An Interview with Tanja Jene
Written by Isabelle
Tanja Jene did her PhD in the research group of Translational Psychiatry (Müller group) at the University Medical Center Mainz. She successfully defended in December 2019 and made the transition from academia to industry, where she now works for AbbVie. Tanja was one of the first members of the NGC, as the treasurer and one of the NGC meetings’ organisers. In the following interview, she tells us more about her post-PhD life and her professional experiences, and shares some tips to pursue a career in industry.
Q: What was your career path after completing your PhD?
After my PhD, I started as a scientist in Neuroscience Discovery at AbbVie. Since January this year, I have been working as a Medical Science Liaison (MSL), building the bridge between our company and health care professionals in the clinic. I am the field-based contact person for medical-scientific requests, communicating and interacting with physicians in the therapeutic area of Parkinson’s disease. MSL responsibilities are versatile, including diverse research-related and education-related activities such as communicating scientific data to Key Opinion Leaders and other health care professionals, supporting clinical trials, gathering insights at medical conferences, supporting Advisory Board Meetings and providing clinical training to health care professionals as well as clinical staff.

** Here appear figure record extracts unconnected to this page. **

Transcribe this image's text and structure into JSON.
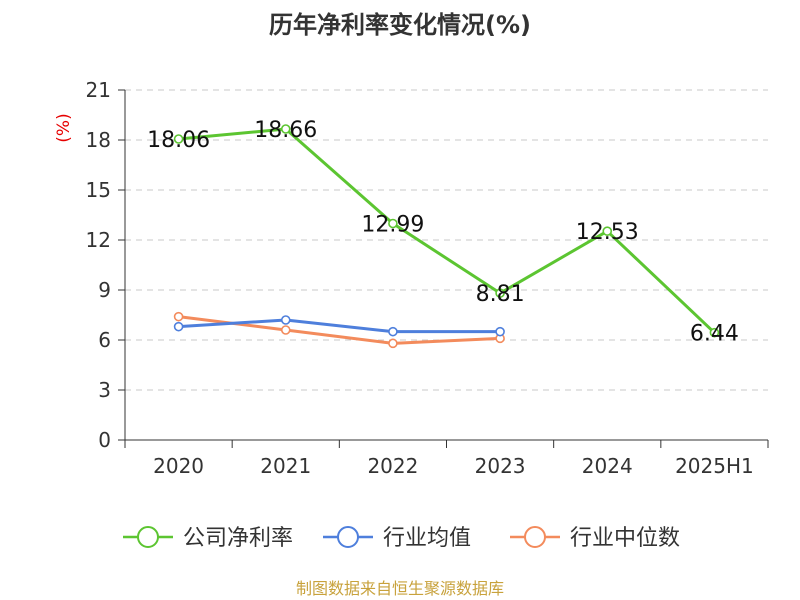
{
  "chart_data": {
    "type": "line",
    "title": "历年净利率变化情况(%)",
    "ylabel": "(%)",
    "categories": [
      "2020",
      "2021",
      "2022",
      "2023",
      "2024",
      "2025H1"
    ],
    "ylim": [
      0,
      21
    ],
    "yticks": [
      0,
      3,
      6,
      9,
      12,
      15,
      18,
      21
    ],
    "grid": true,
    "legend_position": "bottom",
    "series": [
      {
        "name": "公司净利率",
        "color": "#5cc531",
        "values": [
          18.06,
          18.66,
          12.99,
          8.81,
          12.53,
          6.44
        ],
        "labels": [
          "18.06",
          "18.66",
          "12.99",
          "8.81",
          "12.53",
          "6.44"
        ]
      },
      {
        "name": "行业均值",
        "color": "#4e7fdc",
        "values": [
          6.8,
          7.2,
          6.5,
          6.5,
          null,
          null
        ]
      },
      {
        "name": "行业中位数",
        "color": "#f38b5c",
        "values": [
          7.4,
          6.6,
          5.8,
          6.1,
          null,
          null
        ]
      }
    ],
    "source": "制图数据来自恒生聚源数据库"
  }
}
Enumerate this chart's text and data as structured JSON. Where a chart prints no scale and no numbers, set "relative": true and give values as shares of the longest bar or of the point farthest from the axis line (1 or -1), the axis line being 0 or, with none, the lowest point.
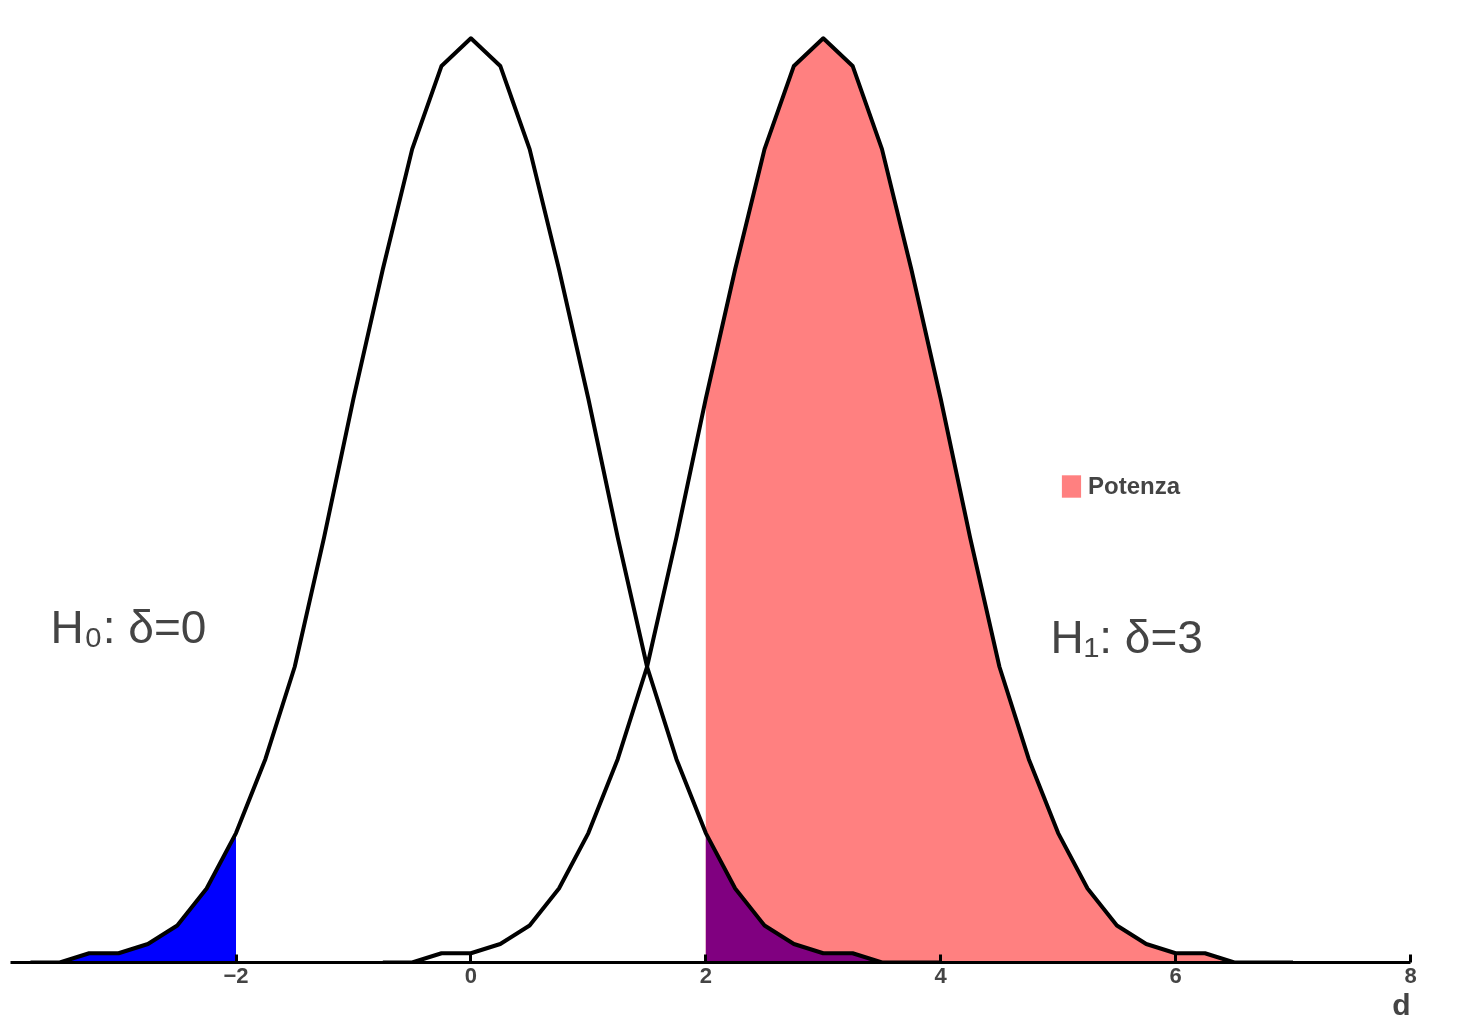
{
  "chart_data": {
    "type": "line",
    "relative": true,
    "xlabel": "d",
    "xlim": [
      -3.92,
      8
    ],
    "xticks": [
      -2,
      0,
      2,
      4,
      6,
      8
    ],
    "grid": false,
    "legend": "right",
    "marker": "none",
    "annotations": [
      "H₀: δ=0",
      "H₁: δ=3"
    ],
    "series": [
      {
        "type": "area",
        "name": "Potenza",
        "color": "#ff8080",
        "x": [
          2,
          2.25,
          2.5,
          2.75,
          3,
          3.25,
          3.5,
          3.75,
          4,
          4.25,
          4.5,
          4.75,
          5,
          5.25,
          5.5,
          5.75,
          6,
          6.25,
          6.5,
          6.75,
          7
        ],
        "values": [
          0.61,
          0.75,
          0.88,
          0.97,
          1,
          0.97,
          0.88,
          0.75,
          0.61,
          0.46,
          0.32,
          0.22,
          0.14,
          0.08,
          0.04,
          0.02,
          0.01,
          0.01,
          0,
          0,
          0
        ]
      },
      {
        "type": "area",
        "color": "#800080",
        "x": [
          2,
          2.25,
          2.5,
          2.75,
          3,
          3.25,
          3.5,
          3.75,
          4
        ],
        "values": [
          0.14,
          0.08,
          0.04,
          0.02,
          0.01,
          0.01,
          0,
          0,
          0
        ]
      },
      {
        "type": "area",
        "color": "#0000ff",
        "x": [
          -3.75,
          -3.5,
          -3.25,
          -3,
          -2.75,
          -2.5,
          -2.25,
          -2
        ],
        "values": [
          0,
          0,
          0.01,
          0.01,
          0.02,
          0.04,
          0.08,
          0.14
        ]
      },
      {
        "color": "#000000",
        "x": [
          -3.75,
          -3.5,
          -3.25,
          -3,
          -2.75,
          -2.5,
          -2.25,
          -2,
          -1.75,
          -1.5,
          -1.25,
          -1,
          -0.75,
          -0.5,
          -0.25,
          0,
          0.25,
          0.5,
          0.75,
          1,
          1.25,
          1.5,
          1.75,
          2,
          2.25,
          2.5,
          2.75,
          3,
          3.25,
          3.5,
          3.75,
          4
        ],
        "values": [
          0,
          0,
          0.01,
          0.01,
          0.02,
          0.04,
          0.08,
          0.14,
          0.22,
          0.32,
          0.46,
          0.61,
          0.75,
          0.88,
          0.97,
          1,
          0.97,
          0.88,
          0.75,
          0.61,
          0.46,
          0.32,
          0.22,
          0.14,
          0.08,
          0.04,
          0.02,
          0.01,
          0.01,
          0,
          0,
          0
        ]
      },
      {
        "color": "#000000",
        "x": [
          -0.75,
          -0.5,
          -0.25,
          0,
          0.25,
          0.5,
          0.75,
          1,
          1.25,
          1.5,
          1.75,
          2,
          2.25,
          2.5,
          2.75,
          3,
          3.25,
          3.5,
          3.75,
          4,
          4.25,
          4.5,
          4.75,
          5,
          5.25,
          5.5,
          5.75,
          6,
          6.25,
          6.5,
          6.75,
          7
        ],
        "values": [
          0,
          0,
          0.01,
          0.01,
          0.02,
          0.04,
          0.08,
          0.14,
          0.22,
          0.32,
          0.46,
          0.61,
          0.75,
          0.88,
          0.97,
          1,
          0.97,
          0.88,
          0.75,
          0.61,
          0.46,
          0.32,
          0.22,
          0.14,
          0.08,
          0.04,
          0.02,
          0.01,
          0.01,
          0,
          0,
          0
        ]
      }
    ]
  }
}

Q: What was your motivation to leave academia?
The most exciting thing in science for me was always to study chronic diseases affecting a major part of the society and thus bearing the potential to improve many patients’ lives by developing new therapies or treatments.
Of course, this is quite idealistic and we all know that drug development from discovery to approval takes many years, during which there are lots of obstacles to tackle and overcome, in order to become reality. But I guess this was always my superior motivation – to be at least a small part in the lifecycle of the discovery and development of new medication to provide new therapeutic options for patients.
Throughout my scientific career so far, I was lucky to gain insights into (at least some) of the different stages in the development of new treatment options for patients. I started my journey in basic research at university, after which I became involved in preclinical research and development of a new drug in industry and am now currently supporting clinical trials and building relationships with health care providers, who are at the forefront of providing treatment for many patients. Being a part of a global research-driven pharmaceutical company is my way of staying connected to science on one hand and being closer to patients on the other hand.
Q: How difficult was it to find a job in the industry? Could you share some tips?
I was lucky to find a job in industry directly after my PhD. I actually started the new position after submitting my thesis and before I finally defended my PhD. Although it was quite a stressful time preparing for the PhD defense and diving into my new role in industry at the same time, I would always recommend to start applying for a new position after the PhD as soon as the end of the PhD time is in the (more or less) foreseeable future. The reason is that the process from application to interviews (often there are several interviews for one specific job) can take weeks to months.
In case you do not exactly know which career path you want to pursue, I would recommend listening to as many career talks as possible and connecting to people already doing a particular job you might be interested in - as a way to narrow down which job could fit your interest and character the most.
Q: What aspects of academia do you miss and not miss?
I always enjoyed being busy in the lab with peers, doing hands-on research and generating new data in a practical way. I am looking back on this time with joyful memories and sometimes miss these days. However, I think every career step bore some new aspects and new perspectives of science that I enjoy every day – being in a very dynamic environment in industry expanded my horizon and taught me that there are so many possibilities and different career steps outside of academia, which I didn't even know existed. Therefore, my second tip is that when searching for a new position after your PhD – be open minded to different jobs, including the ones with job titles that you might not even be familiar with at the beginning. Try to find out what the role is about, it might be your next perfect match.
Q: What did your NGC experience, as meeting organizer and treasurer, bring you that you can still use in your professional career?
During my time in the NGC community, I actually got my first experiences in organizing meetings and seminars, from which I draw on regularly in my current job. In addition, overseeing financial aspects was always a part of my different roles. However, the most important aspect which I enjoyed a lot in the NGC community and which is becoming increasingly meaningful in many career paths is networking, networking, networking…
Q: How do you see your future? What is your long-term goal?
Being open-minded for unexpected, new experiences and trusting in a natural development that fits my interests and personality.